Continuous Normalizing Flows with sciml_train

Now, we study a single layer neural network that can estimate the density p_x of a variable of interest x by re-parameterizing a base variable z with known density p_z through the Neural Network model passed to the layer.

We can use DiffEqFlux.jl to define, train and output the densities computed by CNF layers. In the same way as a neural ODE, the layer takes a neural network that defines its derivative function (see [1] for a reference). A possible way to define a CNF layer, would be

using DiffEqFlux, OrdinaryDiffEq, Flux, Optim, Distributions, Zygote

nn = Chain(Dense(1, 3, tanh), Dense(3, 1, tanh))
tspan = (0.0f0,10.0f0)
ffjord_test = FFJORD(nn,tspan, Tsit5())

where we also pass as an input the desired timespan for which the differential equation that defines log p_x and z(t) will be solved.

Training a CNF layer

First, let's get an array from a normal distribution as the training data

data_train = Float32.(rand(Normal(6.0,0.7), 1, 100))

Now we define a loss function that we wish to minimize

function loss_adjoint(θ)
    logpx = ffjord_test(data_train,θ)[1]
    loss = -mean(logpx)

In this example, we wish to choose the parameters of the network such that the likelihood of the re-parameterized variable is maximized. Other loss functions may be used depending on the application. Furthermore, the CNF layer gives the log of the density of the variable x, as one may guess from the code above.

We then train the neural network to learn the distribution of x.

Here we showcase starting the optimization with ADAM to more quickly find a minimum, and then honing in on the minimum by using LBFGS.

# Train using the ADAM optimizer
res1 = DiffEqFlux.sciml_train(loss_adjoint, ffjord_test.p,
                              ADAM(0.1), cb = cb,
                              maxiters = 100)

* Status: failure (reached maximum number of iterations)

* Candidate solution
   Minimizer: [-1.88e+00, 2.44e+00, 2.01e-01,  ...]
   Minimum:   1.240627e+00

* Found with
   Algorithm:     ADAM
   Initial Point: [9.33e-01, 1.13e+00, 2.92e-01,  ...]

* Convergence measures
   |x - x'|               = NaN ≰ 0.0e+00
   |x - x'|/|x'|          = NaN ≰ 0.0e+00
   |f(x) - f(x')|         = NaN ≰ 0.0e+00
   |f(x) - f(x')|/|f(x')| = NaN ≰ 0.0e+00
   |g(x)|                 = NaN ≰ 0.0e+00

* Work counters
   Seconds run:   204  (vs limit Inf)
   Iterations:    100
   f(x) calls:    100
   ∇f(x) calls:   100

We then complete the training using a different optimizer starting from where ADAM stopped.

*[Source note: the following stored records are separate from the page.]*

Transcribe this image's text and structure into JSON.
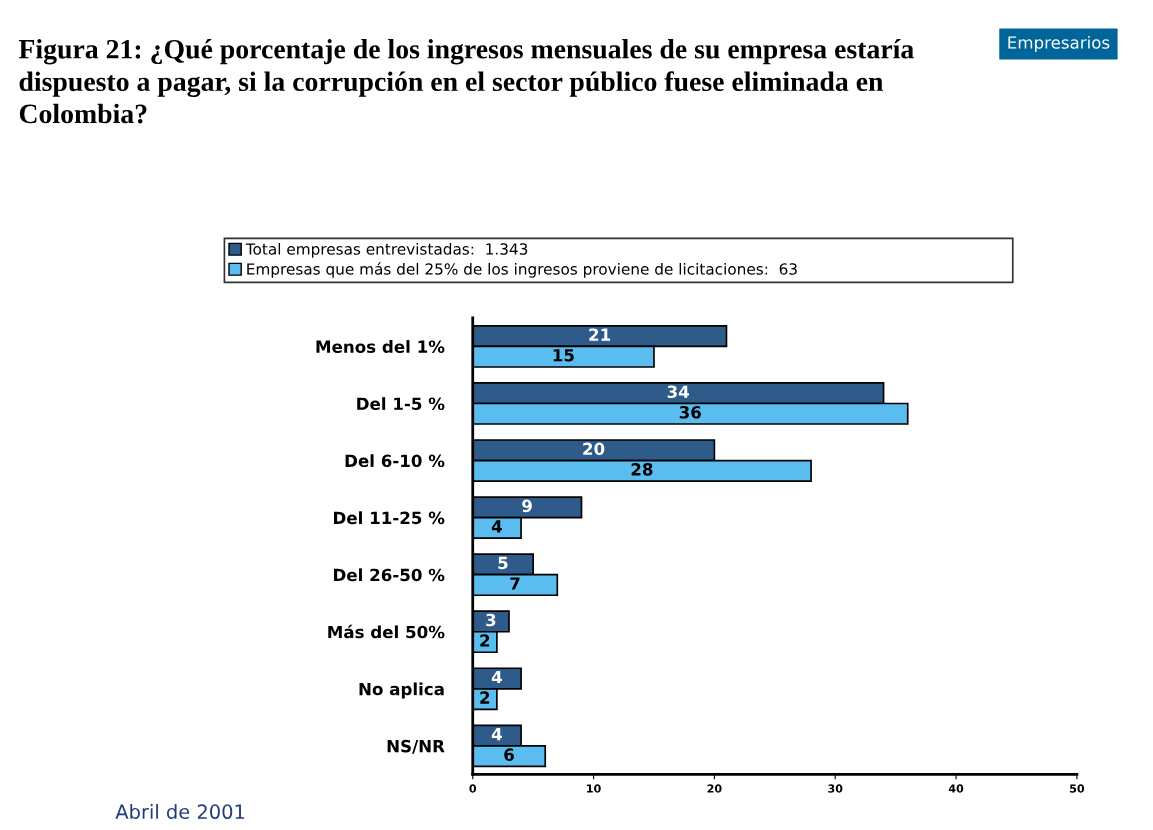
{
  "chart_data": {
    "type": "bar",
    "orientation": "horizontal",
    "title": "Figura 21: ¿Qué porcentaje de los ingresos mensuales de su empresa estaría dispuesto a pagar, si la corrupción en el sector público fuese eliminada en Colombia?",
    "annotations": [
      "Empresarios",
      "Abril de 2001"
    ],
    "categories": [
      "Menos del 1%",
      "Del 1-5 %",
      "Del 6-10 %",
      "Del 11-25 %",
      "Del 26-50 %",
      "Más del 50%",
      "No aplica",
      "NS/NR"
    ],
    "series": [
      {
        "name": "Total empresas entrevistadas:  1.343",
        "color": "#2e5b8a",
        "values": [
          21,
          34,
          20,
          9,
          5,
          3,
          4,
          4
        ]
      },
      {
        "name": "Empresas que más del 25% de los ingresos proviene de licitaciones:  63",
        "color": "#5bbcf0",
        "values": [
          15,
          36,
          28,
          4,
          7,
          2,
          2,
          6
        ]
      }
    ],
    "xlim": [
      0,
      50
    ],
    "xticks": [
      0,
      10,
      20,
      30,
      40,
      50
    ],
    "data_labels": true,
    "grid": false,
    "legend": "top"
  }
}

# Retrain using the LBFGS optimizer
res2 = DiffEqFlux.sciml_train(loss_adjoint, res1.minimizer,
                              allow_f_increases = false)

* Status: success

* Candidate solution
   Minimizer: [-1.06e+00, 2.24e+00, 8.77e-01,  ...]
   Minimum:   1.157672e+00

* Found with
   Algorithm:     L-BFGS
   Initial Point: [-1.88e+00, 2.44e+00, 2.01e-01,  ...]

* Convergence measures
   |x - x'|               = 0.00e+00 ≰ 0.0e+00
   |x - x'|/|x'|          = 0.00e+00 ≰ 0.0e+00
   |f(x) - f(x')|         = 0.00e+00 ≤ 0.0e+00
   |f(x) - f(x')|/|f(x')| = 0.00e+00 ≤ 0.0e+00
   |g(x)|                 = 4.09e-03 ≰ 1.0e-08

* Work counters
   Seconds run:   514  (vs limit Inf)
   Iterations:    44
   f(x) calls:    244
   ∇f(x) calls:   244


[1] W. Grathwohl, R. T. Q. Chen, J. Bettencourt, I. Sutskever, D. Duvenaud. FFJORD: Free-Form Continuous Dynamic For Scalable Reversible Generative Models. arXiv preprint at arXiv1810.01367, 2018.